Download/view Q2 2013 Report (PDF) for the full text of this release.
Excerpt:
Vancouver, BC – Teck Resources Limited (TSX: TCK.A and TCK.B, NYSE: TCK) (“Teck”) reported second quarter adjusted profit of $197 million, or $0.34 per share, compared with $398 million or $0.68 per share in 2012.
“We are pleased with our operating performance this quarter and have made good progress on our cost reduction program. However, prices for our products have continued to weaken, particularly steelmaking coal. We continue to adapt to changing market conditions and are taking steps to further reduce our capital spending, slowing the start of our Quintette mine reopening and delaying the development of Quebrada Blanca Phase 2. In addition, we are reducing our sustaining capital expenditures and increasing the targets for our cost reduction program,” said Don Lindsay, President and CEO.”
Highlights and Significant Items
- Gross profit before depreciation and amortization was $871 million in the second quarter compared with $1.1 billion the second quarter of 2012.
- Cash flow from operations, before working capital changes, was $584 million in the second quarter compared with $874 million a year ago.

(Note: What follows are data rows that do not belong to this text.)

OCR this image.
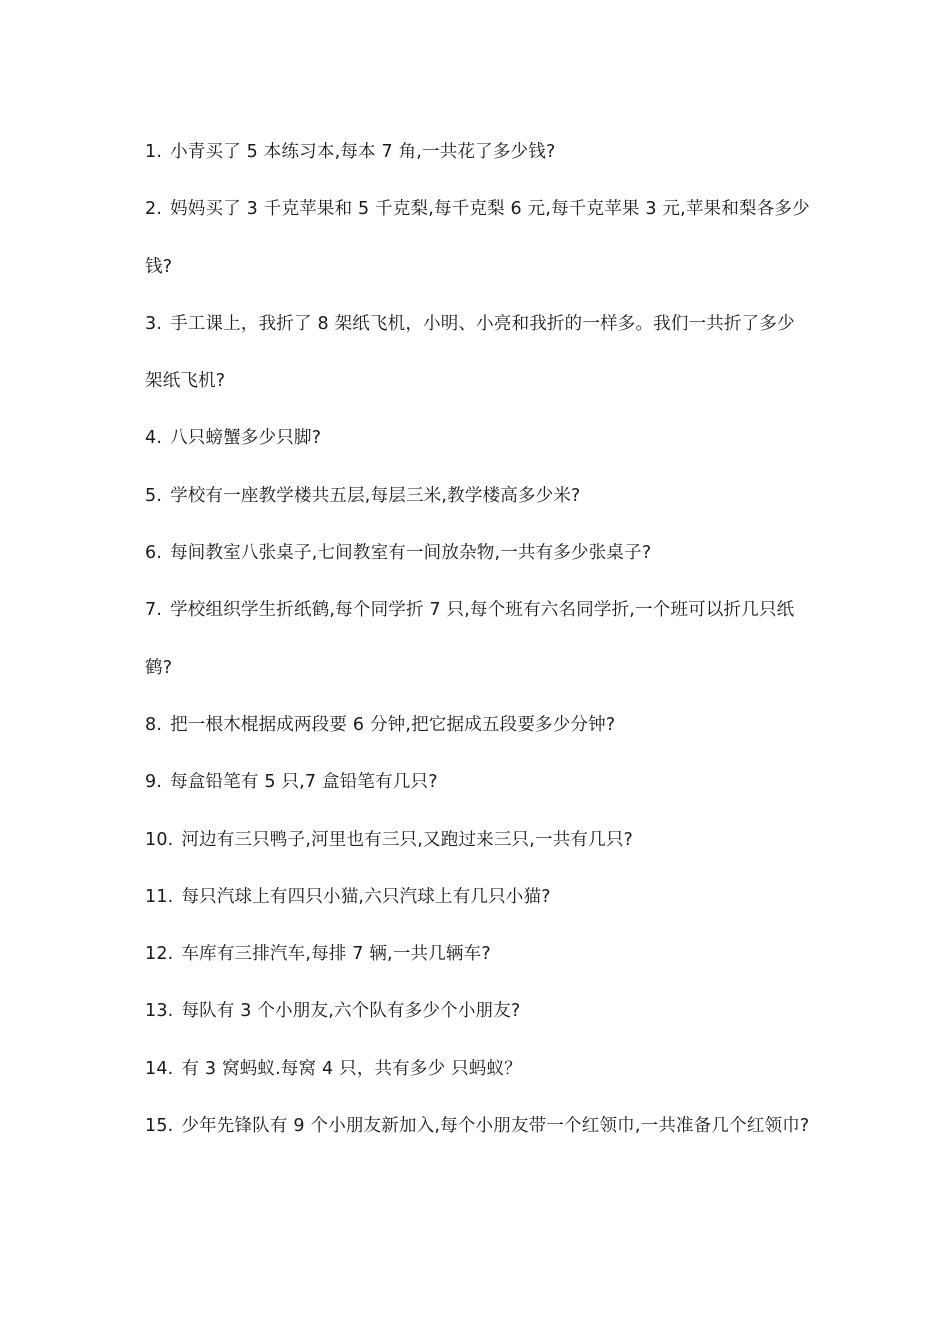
1. 小青买了 5 本练习本,每本 7 角,一共花了多少钱?
2. 妈妈买了 3 千克苹果和 5 千克梨,每千克梨 6 元,每千克苹果 3 元,苹果和梨各多少钱?
3. 手工课上，我折了 8 架纸飞机，小明、小亮和我折的一样多。我们一共折了多少架纸飞机?
4. 八只螃蟹多少只脚?
5. 学校有一座教学楼共五层,每层三米,教学楼高多少米?
6. 每间教室八张桌子,七间教室有一间放杂物,一共有多少张桌子?
7. 学校组织学生折纸鹤,每个同学折 7 只,每个班有六名同学折,一个班可以折几只纸鹤?
8. 把一根木棍据成两段要 6 分钟,把它据成五段要多少分钟?
9. 每盒铅笔有 5 只,7 盒铅笔有几只?
10. 河边有三只鸭子,河里也有三只,又跑过来三只,一共有几只?
11. 每只汽球上有四只小猫,六只汽球上有几只小猫?
12. 车库有三排汽车,每排 7 辆,一共几辆车?
13. 每队有 3 个小朋友,六个队有多少个小朋友?
14. 有 3 窝蚂蚁.每窝 4 只，共有多少 只蚂蚁？
15. 少年先锋队有 9 个小朋友新加入,每个小朋友带一个红领巾,一共准备几个红领巾?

- Profit attributable to shareholders was $143 million and EBITDA was $670 million in the second quarter.
- Our cash balance was $2.8 billion at June 30, 2013.
- Our cost reduction program has exceeded our initial goals, and to date our existing operations have identified over $250 million of annual ongoing potential cost savings at constant production levels and have implemented $220 million of these initiatives. We have recently revised our target savings to $300 million.

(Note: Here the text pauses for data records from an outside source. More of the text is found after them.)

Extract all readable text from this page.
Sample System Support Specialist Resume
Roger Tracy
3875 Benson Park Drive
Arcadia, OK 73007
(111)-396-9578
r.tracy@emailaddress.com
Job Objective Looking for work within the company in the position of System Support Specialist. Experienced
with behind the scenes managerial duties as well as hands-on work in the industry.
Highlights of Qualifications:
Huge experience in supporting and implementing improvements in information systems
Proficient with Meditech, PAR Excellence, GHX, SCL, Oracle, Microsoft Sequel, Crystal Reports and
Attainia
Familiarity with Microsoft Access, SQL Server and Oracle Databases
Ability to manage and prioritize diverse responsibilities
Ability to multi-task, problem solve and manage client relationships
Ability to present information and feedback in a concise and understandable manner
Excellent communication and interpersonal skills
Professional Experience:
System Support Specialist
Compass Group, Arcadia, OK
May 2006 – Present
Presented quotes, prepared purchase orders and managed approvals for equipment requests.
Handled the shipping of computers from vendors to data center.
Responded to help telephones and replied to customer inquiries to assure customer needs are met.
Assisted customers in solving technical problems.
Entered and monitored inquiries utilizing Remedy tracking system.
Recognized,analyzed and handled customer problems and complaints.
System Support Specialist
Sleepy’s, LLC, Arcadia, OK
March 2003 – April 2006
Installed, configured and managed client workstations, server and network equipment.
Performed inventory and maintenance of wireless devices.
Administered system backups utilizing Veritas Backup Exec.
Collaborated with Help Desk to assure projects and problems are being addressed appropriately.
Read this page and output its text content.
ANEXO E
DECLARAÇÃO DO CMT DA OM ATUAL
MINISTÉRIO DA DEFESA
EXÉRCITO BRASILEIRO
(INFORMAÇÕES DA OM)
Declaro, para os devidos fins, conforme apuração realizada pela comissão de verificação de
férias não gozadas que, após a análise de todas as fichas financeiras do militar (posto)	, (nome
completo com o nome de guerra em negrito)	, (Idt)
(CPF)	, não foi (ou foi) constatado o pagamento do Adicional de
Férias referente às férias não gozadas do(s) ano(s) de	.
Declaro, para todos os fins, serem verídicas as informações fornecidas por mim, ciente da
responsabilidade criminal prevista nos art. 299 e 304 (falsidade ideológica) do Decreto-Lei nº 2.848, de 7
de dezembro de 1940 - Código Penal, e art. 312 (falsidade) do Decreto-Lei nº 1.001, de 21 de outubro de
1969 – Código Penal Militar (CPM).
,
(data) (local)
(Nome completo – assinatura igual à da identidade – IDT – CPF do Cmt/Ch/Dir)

- Our Quebrada Blanca operations returned to profitability in the second quarter as a result of our initiatives to reduce workforce and operating costs.
- We are taking steps to reduce capital spending in light of market conditions, slowing the start of the Quintette mine reopening and delaying development of the Quebrada Blanca Phase 2 expansion project.

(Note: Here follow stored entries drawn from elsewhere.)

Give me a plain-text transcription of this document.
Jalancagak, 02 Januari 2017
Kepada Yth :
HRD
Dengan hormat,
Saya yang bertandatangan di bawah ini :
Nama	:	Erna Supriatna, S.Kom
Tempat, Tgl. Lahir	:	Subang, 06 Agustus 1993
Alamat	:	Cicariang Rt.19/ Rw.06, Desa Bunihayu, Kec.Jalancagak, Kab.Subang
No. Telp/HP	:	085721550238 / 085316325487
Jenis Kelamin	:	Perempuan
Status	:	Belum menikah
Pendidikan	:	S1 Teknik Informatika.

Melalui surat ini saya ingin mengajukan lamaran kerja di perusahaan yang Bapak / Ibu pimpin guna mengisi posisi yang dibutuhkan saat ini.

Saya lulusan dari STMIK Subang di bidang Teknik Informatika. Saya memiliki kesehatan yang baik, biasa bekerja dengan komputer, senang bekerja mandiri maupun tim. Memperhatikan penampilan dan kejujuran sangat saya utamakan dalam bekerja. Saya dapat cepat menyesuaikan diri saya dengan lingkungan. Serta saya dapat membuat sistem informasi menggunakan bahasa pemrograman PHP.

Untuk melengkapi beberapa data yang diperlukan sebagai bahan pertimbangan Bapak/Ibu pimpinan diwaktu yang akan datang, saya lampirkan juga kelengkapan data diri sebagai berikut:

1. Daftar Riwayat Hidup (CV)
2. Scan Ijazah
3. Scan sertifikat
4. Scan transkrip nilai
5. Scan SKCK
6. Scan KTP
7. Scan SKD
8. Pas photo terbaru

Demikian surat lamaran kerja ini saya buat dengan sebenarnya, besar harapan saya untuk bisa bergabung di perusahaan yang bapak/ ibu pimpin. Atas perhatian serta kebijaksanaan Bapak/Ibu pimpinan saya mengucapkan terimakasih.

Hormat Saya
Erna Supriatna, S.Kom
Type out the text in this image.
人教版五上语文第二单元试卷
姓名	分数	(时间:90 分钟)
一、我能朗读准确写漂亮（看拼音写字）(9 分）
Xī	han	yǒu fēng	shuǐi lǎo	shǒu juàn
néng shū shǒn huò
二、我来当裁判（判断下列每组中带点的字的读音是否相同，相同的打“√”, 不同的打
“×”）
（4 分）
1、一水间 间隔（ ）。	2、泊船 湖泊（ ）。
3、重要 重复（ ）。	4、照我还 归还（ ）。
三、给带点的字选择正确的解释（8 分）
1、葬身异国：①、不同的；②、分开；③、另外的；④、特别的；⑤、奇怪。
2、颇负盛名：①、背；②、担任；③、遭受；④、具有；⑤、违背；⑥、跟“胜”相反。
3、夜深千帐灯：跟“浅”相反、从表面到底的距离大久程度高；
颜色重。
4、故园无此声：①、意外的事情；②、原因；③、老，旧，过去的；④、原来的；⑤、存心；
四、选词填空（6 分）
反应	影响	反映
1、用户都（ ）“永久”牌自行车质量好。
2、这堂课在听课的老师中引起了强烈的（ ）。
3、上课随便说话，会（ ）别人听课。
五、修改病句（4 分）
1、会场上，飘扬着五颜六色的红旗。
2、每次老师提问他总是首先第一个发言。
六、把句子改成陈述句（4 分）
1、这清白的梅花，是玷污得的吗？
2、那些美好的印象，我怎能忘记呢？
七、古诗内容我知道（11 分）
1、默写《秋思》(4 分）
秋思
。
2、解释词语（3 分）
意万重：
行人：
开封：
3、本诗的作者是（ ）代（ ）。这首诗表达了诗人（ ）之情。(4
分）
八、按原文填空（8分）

- To date we have reached agreements with our coal customers to sell 6.4 million tonnes of coal in the third quarter of 2013 at an average price of US$143 per tonne. We expect to conclude additional sales over the course of the quarter.
- We paid a $0.45 per share dividend on our Class A common shares and Class B subordinate voting shares on July 2, 2013.
Download/view Q2 2013 Report (PDF) for the full text of this release.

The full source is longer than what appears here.